Dr Ajuriaguerra. – On m’excusera d’intervenir non point tant pour commenter la conférence de M. Borel que pour revenir à celle de M. Ey. Je m’oppose au néo-jacksonisme qui entend séparer la Neurologie de la Psychiatrie et je m’y oppose au nom du jacksonisme. La conception de Jackson ne comporte pas du tout nécessairement une telle conception des rapports de la Neurologie et de la Psychiatrie. Il n’y a dans la théorie jacksonienne place que pour une série de fonctions et de troubles et tous sont globaux. Il n’y a rien d’élémentaire dans l’organisme. Le réflexe est lui-même une synthèse. Et que dirons-nous du langage et de l’aphasie que Jackson a précisément tant étudié du point de vue de sa structure dynamique. La marche n’est pas un phénomène isolé non plus. Le tremblement a été longtemps considéré comme une névrose à cause de sa sensibilité aux variations psychologiques. Enfin, on a toujours l’impression quand on entend M. Ey qu’il passe à un moment donné sur un autre plan, le psychique mais où commence-t-il ?

 

Dr Henri. Ey. – Je serai très bref m’étant suffisamment expliqué sur tous les points à discussion soit à Bonneval soit dans ma conférence du mois dernier. Voyez à quelles discussions et à quelle obscurité on aboutit dès que l’on veut saisir l’essence d’une différence que tout le monde sent dès que l’on renonce à accepter la différence structurale que j’ai établie et proposée entre le trouble neurologique relativement partiel et instrumental et le trouble symptomatique global et apical. Ni le critère du langage, ni celui de la localisation anatomique ni celui du social ne parviennent à rendre compte de cette distinction. Faut-il alors dire avec J. de Ajuriaguerra qu’il n’y a pas à faire de distinction ? Au nom d’un principe à coup sûr métaphysique, le monisme, devons-nous rejeter ce qui apparaît dans les faits ? Au nom de Jackson (122)devons-nous renoncer à pénétrer dans la conception théorique du Jacksonisme et à l’exploiter ? Peut-être serais-je prêt à tous ces renoncements si je voyais clairement ce que j’y gagnerais en largeur d’hypothèse et de compréhension mais ce que m’offre J. de Ajuriaguerra me paraît à cet égard conduire directement à la confusion.

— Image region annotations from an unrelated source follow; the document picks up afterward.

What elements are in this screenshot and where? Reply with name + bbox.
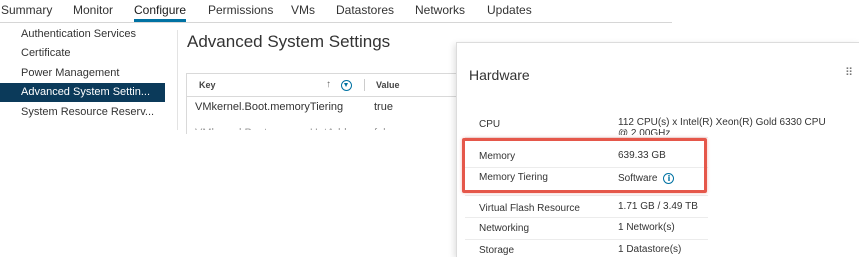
hardware-card-title: Hardware	[469, 67, 530, 83]
tab-monitor[interactable]: Monitor	[73, 3, 113, 17]
sidebar-item-power-management[interactable]: Power Management	[0, 64, 165, 83]
filter-icon[interactable]	[341, 80, 352, 91]
sidebar-divider	[177, 30, 178, 130]
hardware-value-cpu-continued: @ 2.00GHz	[618, 129, 671, 135]
hardware-value-networking: 1 Network(s)	[618, 222, 675, 233]
tab-bar: Summary Monitor Configure Permissions VM…	[0, 0, 672, 23]
row-divider	[465, 195, 708, 196]
tab-updates[interactable]: Updates	[487, 3, 532, 17]
drag-handle-icon[interactable]: ⠿	[845, 66, 853, 79]
row-divider	[465, 239, 708, 240]
table-cell-value[interactable]: true	[374, 101, 393, 113]
tab-networks[interactable]: Networks	[415, 3, 465, 17]
table-header-divider	[187, 96, 467, 97]
table-cell-value[interactable]: false	[374, 122, 397, 130]
sidebar-item-authentication-services[interactable]: Authentication Services	[0, 25, 165, 44]
tab-permissions[interactable]: Permissions	[208, 3, 273, 17]
hardware-value-virtual-flash-resource: 1.71 GB / 3.49 TB	[618, 201, 698, 212]
tab-summary[interactable]: Summary	[1, 3, 52, 17]
hardware-label-storage: Storage	[479, 245, 515, 256]
settings-sidebar: Authentication Services Certificate Powe…	[0, 25, 165, 256]
active-tab-indicator	[134, 19, 186, 22]
memory-highlight-box	[462, 138, 707, 193]
hardware-label-virtual-flash-resource: Virtual Flash Resource	[479, 203, 580, 214]
arrow-up-icon[interactable]: ↑	[326, 79, 331, 90]
sidebar-item-certificate[interactable]: Certificate	[0, 44, 165, 63]
column-separator[interactable]	[364, 79, 365, 91]
settings-table: Key ↑ Value VMkernel.Boot.memoryTiering …	[186, 73, 468, 134]
hardware-value-storage: 1 Datastore(s)	[618, 244, 682, 255]
hardware-label-networking: Networking	[479, 223, 530, 234]
column-header-key[interactable]: Key	[199, 74, 216, 96]
sidebar-item-system-resource-reservation[interactable]: System Resource Reserv...	[0, 103, 165, 122]
tab-datastores[interactable]: Datastores	[336, 3, 394, 17]
column-header-value[interactable]: Value	[376, 74, 400, 96]
hardware-value-cpu: 112 CPU(s) x Intel(R) Xeon(R) Gold 6330 …	[618, 117, 826, 128]
tab-vms[interactable]: VMs	[291, 3, 315, 17]
sidebar-item-advanced-system-settings[interactable]: Advanced System Settin...	[0, 83, 165, 102]
hardware-label-cpu: CPU	[479, 119, 501, 130]
tab-configure[interactable]: Configure	[134, 3, 186, 17]
page-title: Advanced System Settings	[187, 32, 391, 51]
table-cell-key[interactable]: VMkernel.Boot.memoryHotAdd...	[195, 122, 356, 130]
row-divider	[465, 217, 708, 218]
table-cell-key[interactable]: VMkernel.Boot.memoryTiering	[195, 101, 343, 113]
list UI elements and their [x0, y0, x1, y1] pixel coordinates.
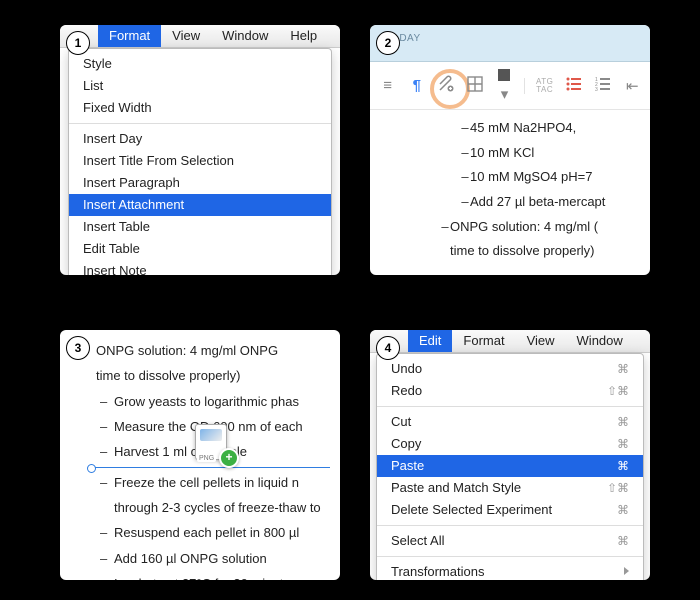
outdent-icon[interactable]: ⇤: [623, 77, 642, 95]
step-badge-3: 3: [66, 336, 90, 360]
menu-view[interactable]: View: [161, 25, 211, 47]
day-tab[interactable]: 1 DAY: [370, 25, 650, 62]
menu-item-insert-table[interactable]: Insert Table: [69, 216, 331, 238]
toolbar-divider: [524, 78, 525, 94]
menu-item-insert-title[interactable]: Insert Title From Selection: [69, 150, 331, 172]
list-item: Freeze the cell pellets in liquid n: [74, 470, 340, 495]
list-item: time to dissolve properly): [74, 363, 340, 388]
menu-separator: [377, 525, 643, 526]
menu-item-paste-match-style[interactable]: Paste and Match Style⇧⌘: [377, 477, 643, 499]
menu-edit[interactable]: Edit: [408, 330, 452, 352]
list-item: –Add 27 µl beta-mercapt: [370, 190, 650, 215]
menu-item-undo[interactable]: Undo⌘: [377, 358, 643, 380]
panel-2-toolbar: 2 1 DAY ≡ ¶ ▾ ATGTAC 123 ⇤ –45 mM Na2HPO…: [370, 25, 650, 275]
menu-format[interactable]: Format: [98, 25, 161, 47]
paragraph-icon[interactable]: ¶: [407, 77, 426, 94]
list-item: Resuspend each pellet in 800 µl: [74, 520, 340, 545]
panel-3-drag-drop: 3 ONPG solution: 4 mg/ml ONPG time to di…: [60, 330, 340, 580]
svg-text:3: 3: [595, 87, 598, 91]
menu-window[interactable]: Window: [566, 330, 634, 352]
sequence-icon[interactable]: ATGTAC: [535, 78, 554, 94]
step-badge-1: 1: [66, 31, 90, 55]
menu-item-paste[interactable]: Paste⌘: [377, 455, 643, 477]
table-icon[interactable]: [466, 76, 485, 96]
menu-item-insert-day[interactable]: Insert Day: [69, 128, 331, 150]
list-item: Grow yeasts to logarithmic phas: [74, 389, 340, 414]
menu-item-cut[interactable]: Cut⌘: [377, 411, 643, 433]
document-body[interactable]: ONPG solution: 4 mg/ml ONPG time to diss…: [60, 330, 340, 580]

Quant à l’apparition du psychisme comme un « deus ex machina » je renvoie mon contradicteur à la lecture réfléchie de ma conférence du mois dernier.

 

Dr Lacan. – Je suis de l’avis de M. J. de Ajuriaguerra. Cependant le reproche qu’il fait à M. Ey à propos de la synthèse à tous les niveaux ne me paraît pas justifié. On a évidemment grand mal à assigner des limites à ce « progrès ». Si j’avais à prendre parti dans cette question du symptôme psychiatrique et neurologique je dirais qu’il y a trois critères du symptômes psychiatrique : 1°) son dramatisme, son insertion dans le drame humain : une entorse au poignet chez un pianiste la veille d’un concert est psychiatrique ; 2°) sa signification, une grossesse nerveuse est psychiatrique ; 3°) sa valorisation ; une revendication injustifiée est psychiatrique.

 

Dr Henri Ey. – Ce n’est pas avec de tels critères que l’on résoudra la question. Quant à l’accord entre M. Lacan et M. J. de Ajuriaguerra j’attendrai pour m’en féliciter d’en être assuré, sachant tout ce qui les sépare.

 

Dr Male. – Il est bien difficile de ne pas voir que le phénomène neurologique apparaît comme une réaction de la totalité.

 

Dr Minkowski. – La notion, si élémentaire, d’atome est évidemment insoutenable en psychologie et en biologie.

 

Dr Henri Ey. – Voilà pourquoi pour moi le phénomène neurologique n’est pas un atome, mécanique et inerte, mais un fragment désintégré de l’activité fonctionnelle impliquée et intégrée dans nos opérations supérieures. À ce titre la Neurologie se prête davantage que la Psychiatrie à être « mécanisée ».